The group — which has more than 200 Londis- branded shops in Ireland — said yesterday that pre-tax profit amounted to €1.67m as of the end of last year; up from €1.23m at the close of 2012.
Despite the challenging market, the group’s management said 2013 was “a very successful year”, with the substantial profit hike, rising margins and enhancements to its buying power, marketing execution and capital structure.
Late last year, ADM announced it had joined the purchasing consortium Stonehouse — which includes Gala and Costcutter — allowing it to compete better with bigger retailers. A buyback of 40,000 shares boosted the value of the group’s ordinary shares by 19% and management is seeking shareholder approval to extend the buyback this year.
A further seven new stores also opened last year and these are expected to have a positive impact on group turnover this year.
“Whilst overall retail sales are showing some growth in 2014, it will take some time before this is reflected in grocery market performance,” warned ADM Londis chief executive Stephen O’Riordan.
“We expect to see very little improvement in household finances in 2014, suggesting that consumers will remain acutely conscious of day-to-day spending.
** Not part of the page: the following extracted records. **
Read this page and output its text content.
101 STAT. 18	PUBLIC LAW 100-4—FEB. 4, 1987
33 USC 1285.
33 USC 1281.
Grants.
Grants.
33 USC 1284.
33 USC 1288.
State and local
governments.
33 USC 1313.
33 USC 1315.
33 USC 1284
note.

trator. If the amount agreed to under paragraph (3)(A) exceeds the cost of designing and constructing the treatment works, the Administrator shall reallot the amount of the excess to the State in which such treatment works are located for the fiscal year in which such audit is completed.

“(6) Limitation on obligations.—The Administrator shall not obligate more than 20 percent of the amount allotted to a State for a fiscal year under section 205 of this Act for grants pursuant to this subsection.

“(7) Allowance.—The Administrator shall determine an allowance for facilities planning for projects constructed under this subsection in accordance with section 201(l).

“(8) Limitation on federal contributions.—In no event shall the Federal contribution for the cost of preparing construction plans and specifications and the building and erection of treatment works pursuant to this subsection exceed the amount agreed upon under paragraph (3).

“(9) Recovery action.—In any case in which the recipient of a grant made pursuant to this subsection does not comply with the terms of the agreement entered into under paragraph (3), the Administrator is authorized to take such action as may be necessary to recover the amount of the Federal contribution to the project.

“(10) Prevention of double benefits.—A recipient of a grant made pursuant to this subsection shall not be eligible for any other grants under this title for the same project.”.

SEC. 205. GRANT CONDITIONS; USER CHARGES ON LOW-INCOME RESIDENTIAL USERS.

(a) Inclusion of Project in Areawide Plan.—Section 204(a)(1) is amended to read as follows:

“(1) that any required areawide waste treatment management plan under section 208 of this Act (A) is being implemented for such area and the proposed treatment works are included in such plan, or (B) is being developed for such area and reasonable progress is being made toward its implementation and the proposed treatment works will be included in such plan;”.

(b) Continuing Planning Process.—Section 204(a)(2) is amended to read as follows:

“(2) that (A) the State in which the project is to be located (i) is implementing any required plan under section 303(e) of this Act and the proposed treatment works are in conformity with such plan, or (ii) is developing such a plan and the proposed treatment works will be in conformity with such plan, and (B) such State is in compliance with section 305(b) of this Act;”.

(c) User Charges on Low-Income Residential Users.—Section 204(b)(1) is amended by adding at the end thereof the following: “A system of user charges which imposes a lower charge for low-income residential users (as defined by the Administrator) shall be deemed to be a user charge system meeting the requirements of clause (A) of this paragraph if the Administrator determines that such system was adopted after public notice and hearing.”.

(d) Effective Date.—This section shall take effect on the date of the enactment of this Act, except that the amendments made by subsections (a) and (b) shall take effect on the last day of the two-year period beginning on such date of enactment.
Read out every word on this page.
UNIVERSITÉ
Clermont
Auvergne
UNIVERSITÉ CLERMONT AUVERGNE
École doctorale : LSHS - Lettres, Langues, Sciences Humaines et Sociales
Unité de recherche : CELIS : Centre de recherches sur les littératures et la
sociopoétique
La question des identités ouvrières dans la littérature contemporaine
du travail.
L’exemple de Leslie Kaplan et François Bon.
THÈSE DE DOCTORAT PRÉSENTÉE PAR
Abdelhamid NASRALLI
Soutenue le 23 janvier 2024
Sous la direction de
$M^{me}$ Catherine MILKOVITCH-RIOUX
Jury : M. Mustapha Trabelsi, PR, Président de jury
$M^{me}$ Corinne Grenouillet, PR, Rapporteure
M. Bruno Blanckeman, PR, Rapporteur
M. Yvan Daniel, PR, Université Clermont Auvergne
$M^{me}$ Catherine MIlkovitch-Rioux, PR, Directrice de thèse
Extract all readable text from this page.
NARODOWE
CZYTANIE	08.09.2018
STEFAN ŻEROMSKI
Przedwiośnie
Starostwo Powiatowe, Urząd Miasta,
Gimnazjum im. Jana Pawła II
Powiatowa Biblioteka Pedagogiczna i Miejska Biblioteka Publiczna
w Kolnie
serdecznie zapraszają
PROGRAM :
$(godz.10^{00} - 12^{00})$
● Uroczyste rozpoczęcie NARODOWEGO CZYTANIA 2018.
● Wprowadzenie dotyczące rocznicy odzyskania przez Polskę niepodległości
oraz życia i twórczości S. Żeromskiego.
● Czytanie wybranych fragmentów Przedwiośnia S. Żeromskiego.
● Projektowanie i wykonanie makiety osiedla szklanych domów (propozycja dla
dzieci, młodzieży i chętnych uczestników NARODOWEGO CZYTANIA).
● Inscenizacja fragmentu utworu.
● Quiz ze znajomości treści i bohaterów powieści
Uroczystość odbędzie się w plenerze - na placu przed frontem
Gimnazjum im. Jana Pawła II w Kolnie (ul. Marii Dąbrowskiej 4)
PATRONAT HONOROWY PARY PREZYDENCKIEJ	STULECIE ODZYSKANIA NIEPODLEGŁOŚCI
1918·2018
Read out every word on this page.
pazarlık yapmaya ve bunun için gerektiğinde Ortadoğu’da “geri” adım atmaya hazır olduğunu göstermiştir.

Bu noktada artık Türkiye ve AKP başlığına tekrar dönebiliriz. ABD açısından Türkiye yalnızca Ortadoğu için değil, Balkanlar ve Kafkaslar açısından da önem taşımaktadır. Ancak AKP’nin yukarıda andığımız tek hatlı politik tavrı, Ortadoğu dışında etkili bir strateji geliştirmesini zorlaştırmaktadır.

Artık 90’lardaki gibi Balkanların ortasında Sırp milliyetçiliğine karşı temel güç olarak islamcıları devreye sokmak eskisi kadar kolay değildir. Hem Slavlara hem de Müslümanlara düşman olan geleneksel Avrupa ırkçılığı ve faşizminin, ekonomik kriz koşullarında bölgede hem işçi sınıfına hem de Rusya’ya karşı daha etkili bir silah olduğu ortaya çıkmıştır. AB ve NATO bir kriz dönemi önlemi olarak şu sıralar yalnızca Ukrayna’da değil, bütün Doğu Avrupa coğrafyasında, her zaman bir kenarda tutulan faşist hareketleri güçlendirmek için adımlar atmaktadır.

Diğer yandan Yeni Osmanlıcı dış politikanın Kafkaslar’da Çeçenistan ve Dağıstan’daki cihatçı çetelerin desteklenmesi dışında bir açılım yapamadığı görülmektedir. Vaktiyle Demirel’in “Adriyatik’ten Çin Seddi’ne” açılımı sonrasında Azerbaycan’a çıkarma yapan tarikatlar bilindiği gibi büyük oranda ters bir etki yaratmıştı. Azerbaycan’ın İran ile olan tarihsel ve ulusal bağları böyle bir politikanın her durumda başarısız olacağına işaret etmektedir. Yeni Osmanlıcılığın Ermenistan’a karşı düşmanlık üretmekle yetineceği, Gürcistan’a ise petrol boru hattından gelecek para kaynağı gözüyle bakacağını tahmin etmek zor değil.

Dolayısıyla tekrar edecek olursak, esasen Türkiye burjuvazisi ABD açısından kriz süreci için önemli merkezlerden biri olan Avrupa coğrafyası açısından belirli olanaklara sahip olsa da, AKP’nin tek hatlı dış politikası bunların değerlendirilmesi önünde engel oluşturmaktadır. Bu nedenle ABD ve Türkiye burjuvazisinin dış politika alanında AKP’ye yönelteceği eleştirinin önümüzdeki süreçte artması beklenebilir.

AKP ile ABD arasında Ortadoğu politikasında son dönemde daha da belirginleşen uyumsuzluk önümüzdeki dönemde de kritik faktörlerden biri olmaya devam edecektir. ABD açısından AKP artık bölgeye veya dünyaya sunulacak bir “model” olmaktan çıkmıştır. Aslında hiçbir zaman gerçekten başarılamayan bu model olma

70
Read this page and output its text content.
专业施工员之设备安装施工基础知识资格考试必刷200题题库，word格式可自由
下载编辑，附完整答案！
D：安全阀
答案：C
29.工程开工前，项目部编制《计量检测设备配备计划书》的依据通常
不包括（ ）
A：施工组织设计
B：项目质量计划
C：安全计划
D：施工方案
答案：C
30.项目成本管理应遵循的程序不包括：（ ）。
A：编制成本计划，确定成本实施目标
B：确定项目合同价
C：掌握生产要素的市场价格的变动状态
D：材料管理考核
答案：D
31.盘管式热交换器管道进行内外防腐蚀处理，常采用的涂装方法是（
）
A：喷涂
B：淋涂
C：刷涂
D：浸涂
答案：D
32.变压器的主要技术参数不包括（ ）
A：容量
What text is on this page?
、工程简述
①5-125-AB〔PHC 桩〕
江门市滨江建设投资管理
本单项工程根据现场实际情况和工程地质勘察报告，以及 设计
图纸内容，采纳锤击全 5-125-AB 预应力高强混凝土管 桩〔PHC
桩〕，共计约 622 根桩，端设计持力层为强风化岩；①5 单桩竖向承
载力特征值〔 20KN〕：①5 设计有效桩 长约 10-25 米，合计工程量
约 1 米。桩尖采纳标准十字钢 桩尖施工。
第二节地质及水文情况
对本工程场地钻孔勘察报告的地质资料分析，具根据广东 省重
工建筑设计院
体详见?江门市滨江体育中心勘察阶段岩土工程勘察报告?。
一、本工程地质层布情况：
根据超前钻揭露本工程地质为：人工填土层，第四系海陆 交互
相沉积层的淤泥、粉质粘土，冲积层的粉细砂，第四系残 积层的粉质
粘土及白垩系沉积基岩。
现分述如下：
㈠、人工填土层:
Notwithstanding, the group is beginning to see the trading benefits of new stores recruited to the group in 2013, and this has been further underpinned by our new partnership agreement with the Griffin Group [which recently switched from Musgrave to ADM Londis] post year-end, ” he added.
ADM Londis’ net debt fell from €3m to €1.1m last year, while total shareholders’ funds increased by 7% to €20.4m and a dividend of 25c per share has been proposed for 2014.